No dia 12 de abril de 1972, chegou ao Araguaia a primeira expedição militar de combate à guerrilha. Era o início da Operação Papagaio, que reuniu cerca de 800 homens. A tropa distribuiu-se e passou a vasculhar a região. Entrou em cidades, lugarejos e fazendas e montou postos de controle nas duas principais estradas: a Belém-Brasília e a inacabada Transamazônica. O comando da expedição instalou-se às margens do rio Itacaiúnas, nas proximidades de Marabá.

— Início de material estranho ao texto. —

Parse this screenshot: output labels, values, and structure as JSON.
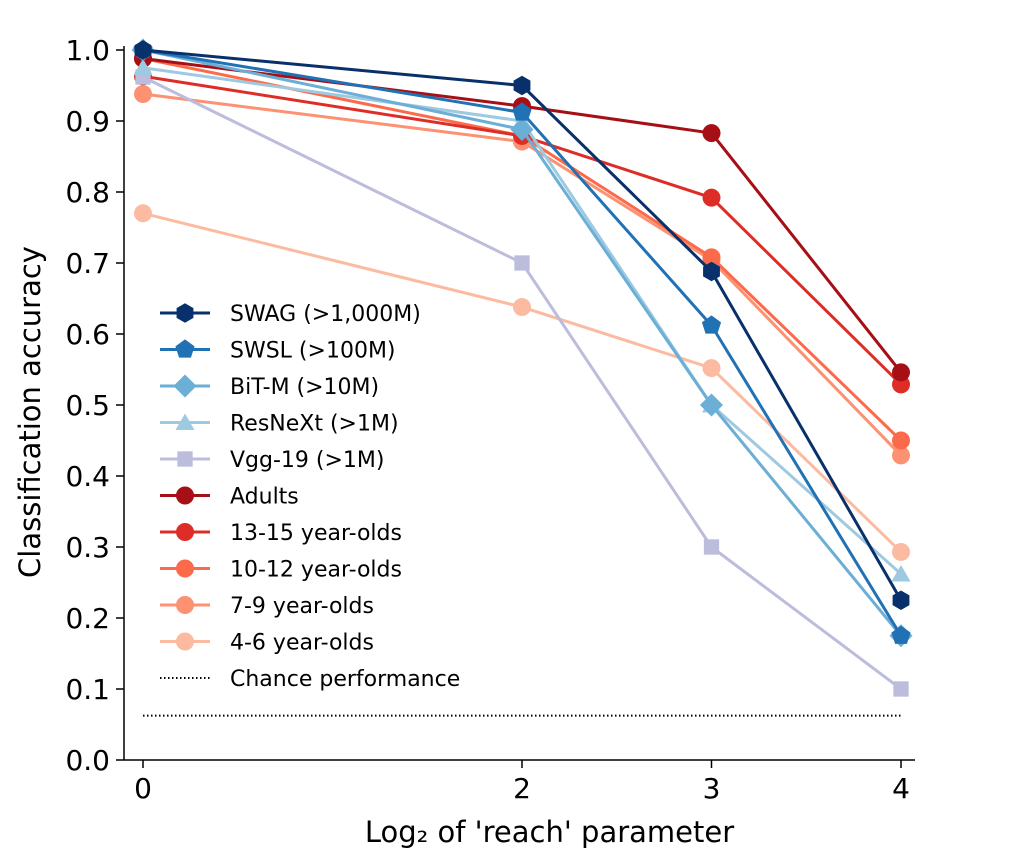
{
  "chart_data": {
    "type": "line",
    "title": "",
    "xlabel": "Log₂ of 'reach' parameter",
    "ylabel": "Classification accuracy",
    "x": [
      0,
      2,
      3,
      4
    ],
    "x_ticks": [
      "0",
      "2",
      "3",
      "4"
    ],
    "xlim": [
      -0.1,
      4.1
    ],
    "ylim": [
      0.0,
      1.0
    ],
    "y_ticks": [
      "0.0",
      "0.1",
      "0.2",
      "0.3",
      "0.4",
      "0.5",
      "0.6",
      "0.7",
      "0.8",
      "0.9",
      "1.0"
    ],
    "grid": false,
    "legend_position": "left",
    "series": [
      {
        "name": "SWAG (>1,000M)",
        "values": [
          1.0,
          0.95,
          0.688,
          0.225
        ],
        "color": "#08306b",
        "marker": "hexagon"
      },
      {
        "name": "SWSL (>100M)",
        "values": [
          1.0,
          0.912,
          0.612,
          0.175
        ],
        "color": "#2171b5",
        "marker": "pentagon"
      },
      {
        "name": "BiT-M (>10M)",
        "values": [
          1.0,
          0.888,
          0.5,
          0.175
        ],
        "color": "#6baed6",
        "marker": "diamond"
      },
      {
        "name": "ResNeXt (>1M)",
        "values": [
          0.975,
          0.9,
          0.5,
          0.262
        ],
        "color": "#9ecae1",
        "marker": "triangle"
      },
      {
        "name": "Vgg-19 (>1M)",
        "values": [
          0.962,
          0.7,
          0.3,
          0.1
        ],
        "color": "#bcbddc",
        "marker": "square"
      },
      {
        "name": "Adults",
        "values": [
          0.988,
          0.921,
          0.883,
          0.546
        ],
        "color": "#a50f15",
        "marker": "circle"
      },
      {
        "name": "13-15 year-olds",
        "values": [
          0.963,
          0.879,
          0.792,
          0.529
        ],
        "color": "#de2d26",
        "marker": "circle"
      },
      {
        "name": "10-12 year-olds",
        "values": [
          0.988,
          0.879,
          0.708,
          0.45
        ],
        "color": "#fb6a4a",
        "marker": "circle"
      },
      {
        "name": "7-9 year-olds",
        "values": [
          0.938,
          0.871,
          0.704,
          0.429
        ],
        "color": "#fc9272",
        "marker": "circle"
      },
      {
        "name": "4-6 year-olds",
        "values": [
          0.77,
          0.638,
          0.552,
          0.293
        ],
        "color": "#fcbba1",
        "marker": "circle"
      }
    ],
    "plot_order": [
      9,
      8,
      7,
      6,
      5,
      4,
      3,
      2,
      1,
      0
    ],
    "chance": {
      "name": "Chance performance",
      "value": 0.0625,
      "color": "#000000",
      "style": "dotted"
    }
  }
}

Os guerrilheiros refugiaram-se na mata.

Brutalidade nos povoados
No primeiro confronto entre militares e guerrilheiros, um tenente e um sargento saíram feridos e um cabo foi morto. Um outro enfrentamento resultou na morte de um soldado e deixou um sargento ferido. Os militares intimidaram e incentivaram com dinheiro os moradores a delatar os guerrilheiros. Um camponês conhecido por "Cearense" informou ao exército que entregaria a um militante uma encomenda de fumo de corda. Na hora marcada, o militante chegou acompanhado de quatro companheiros. Foram surpreendidos por tiros de metralhadoras. Bergson Gurjão Farias, o guerrilheiro "Jorge", caiu ferido. Bergson, que tinha 24 anos, estudara química na Universidade Federal do Ceará, onde fora vice-presidente do diretório dos estudantes. Preso, foi submetido a torturas e morreu a golpes de baioneta. Seu corpo nunca foi encontrado. Tornou-se o primeiro desaparecido da Guerrilha do Araguaia.

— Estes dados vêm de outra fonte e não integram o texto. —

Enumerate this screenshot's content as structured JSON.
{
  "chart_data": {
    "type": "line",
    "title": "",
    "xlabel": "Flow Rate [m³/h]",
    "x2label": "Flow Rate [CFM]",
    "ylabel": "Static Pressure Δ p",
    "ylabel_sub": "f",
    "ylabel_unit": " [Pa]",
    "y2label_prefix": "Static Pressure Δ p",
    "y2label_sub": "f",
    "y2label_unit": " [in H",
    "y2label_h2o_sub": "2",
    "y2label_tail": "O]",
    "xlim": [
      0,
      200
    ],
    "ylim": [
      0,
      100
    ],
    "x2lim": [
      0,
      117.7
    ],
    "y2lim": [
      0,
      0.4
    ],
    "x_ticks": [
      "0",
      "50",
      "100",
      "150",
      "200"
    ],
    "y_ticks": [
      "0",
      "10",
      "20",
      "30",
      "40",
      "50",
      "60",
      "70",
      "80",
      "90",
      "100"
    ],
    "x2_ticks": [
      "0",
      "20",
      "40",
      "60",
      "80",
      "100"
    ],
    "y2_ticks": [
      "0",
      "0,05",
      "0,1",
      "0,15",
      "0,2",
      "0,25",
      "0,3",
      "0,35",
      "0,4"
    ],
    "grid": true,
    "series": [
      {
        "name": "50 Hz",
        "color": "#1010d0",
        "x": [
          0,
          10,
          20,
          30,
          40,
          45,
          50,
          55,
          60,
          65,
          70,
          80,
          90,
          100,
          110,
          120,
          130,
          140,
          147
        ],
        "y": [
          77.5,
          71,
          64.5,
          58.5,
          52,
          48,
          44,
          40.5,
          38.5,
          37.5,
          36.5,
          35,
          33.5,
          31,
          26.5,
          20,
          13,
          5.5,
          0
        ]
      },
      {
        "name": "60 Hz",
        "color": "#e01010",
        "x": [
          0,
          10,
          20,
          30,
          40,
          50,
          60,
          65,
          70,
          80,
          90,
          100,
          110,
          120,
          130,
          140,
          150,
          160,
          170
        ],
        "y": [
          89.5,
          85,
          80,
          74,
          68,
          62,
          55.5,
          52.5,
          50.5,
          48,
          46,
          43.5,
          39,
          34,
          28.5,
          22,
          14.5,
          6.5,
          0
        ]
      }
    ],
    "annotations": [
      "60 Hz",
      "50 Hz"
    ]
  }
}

Pouco depois, o tropeiro "João Coioió" contou aos militares que teria um encontro com guerrilheiros para lhes entregar alimentos. Montou-se a tocaia que vitimou Maria Lúcia Petit da Silva. Paulista, Maria Lúcia tinha 20 anos quando, em 1970, chegou à área da guerrilha. Professora primária, participara do movimento estudantil secundarista. Seu corpo só foi localizado em 1991, enterrado sem identificação num cemitério de Xambioá.

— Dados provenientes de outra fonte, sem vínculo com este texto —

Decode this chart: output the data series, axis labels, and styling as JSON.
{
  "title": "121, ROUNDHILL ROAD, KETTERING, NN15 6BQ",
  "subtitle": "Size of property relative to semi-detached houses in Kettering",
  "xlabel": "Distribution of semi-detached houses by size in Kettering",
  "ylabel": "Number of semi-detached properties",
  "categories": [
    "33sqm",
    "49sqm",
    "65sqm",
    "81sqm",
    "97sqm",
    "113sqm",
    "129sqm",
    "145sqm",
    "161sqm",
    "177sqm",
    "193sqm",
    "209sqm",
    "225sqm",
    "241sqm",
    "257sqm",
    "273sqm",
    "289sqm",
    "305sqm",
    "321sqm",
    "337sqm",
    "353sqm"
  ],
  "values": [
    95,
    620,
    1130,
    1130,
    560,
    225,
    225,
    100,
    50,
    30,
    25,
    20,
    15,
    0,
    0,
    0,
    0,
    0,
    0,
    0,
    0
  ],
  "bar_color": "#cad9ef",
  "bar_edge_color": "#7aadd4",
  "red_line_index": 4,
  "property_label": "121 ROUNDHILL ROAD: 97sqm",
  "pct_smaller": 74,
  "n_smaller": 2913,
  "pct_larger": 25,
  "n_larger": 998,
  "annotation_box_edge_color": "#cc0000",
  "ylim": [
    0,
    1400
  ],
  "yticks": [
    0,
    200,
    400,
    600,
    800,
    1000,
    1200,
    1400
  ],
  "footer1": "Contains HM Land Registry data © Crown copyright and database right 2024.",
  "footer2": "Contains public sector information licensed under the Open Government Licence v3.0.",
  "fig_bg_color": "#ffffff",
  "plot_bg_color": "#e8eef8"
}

Apesar de algumas delações, o comportamento geral dos camponeses era de simpatia pelos guerrilheiros. Um oficial que combateu no Araguaia, ouvido pelo jornalista Fernando Portela, autor de um livro pioneiro sobre a guerrilha do PC do B (Guerra de guerrilhas no Brasil), admitiu que "o povo gostava deles (dos guerrilheiros).

Então o povo achava que devia dar proteção". Os militares agiram com brutalidade nos povoados e cidades, aterrorizando seus moradores. Muitos foram presos e espancados. Ao menos um camponês foi assassinado na primeira campanha do exército. Em maio de 1972, o barqueiro Lourival Paulino, de cerca de 50 anos, foi preso pelos militares, acusado de colaborar com a guerrilha. Levado para a delegacia de Xambioá, foi torturado e morto no terceiro dia de cárcere.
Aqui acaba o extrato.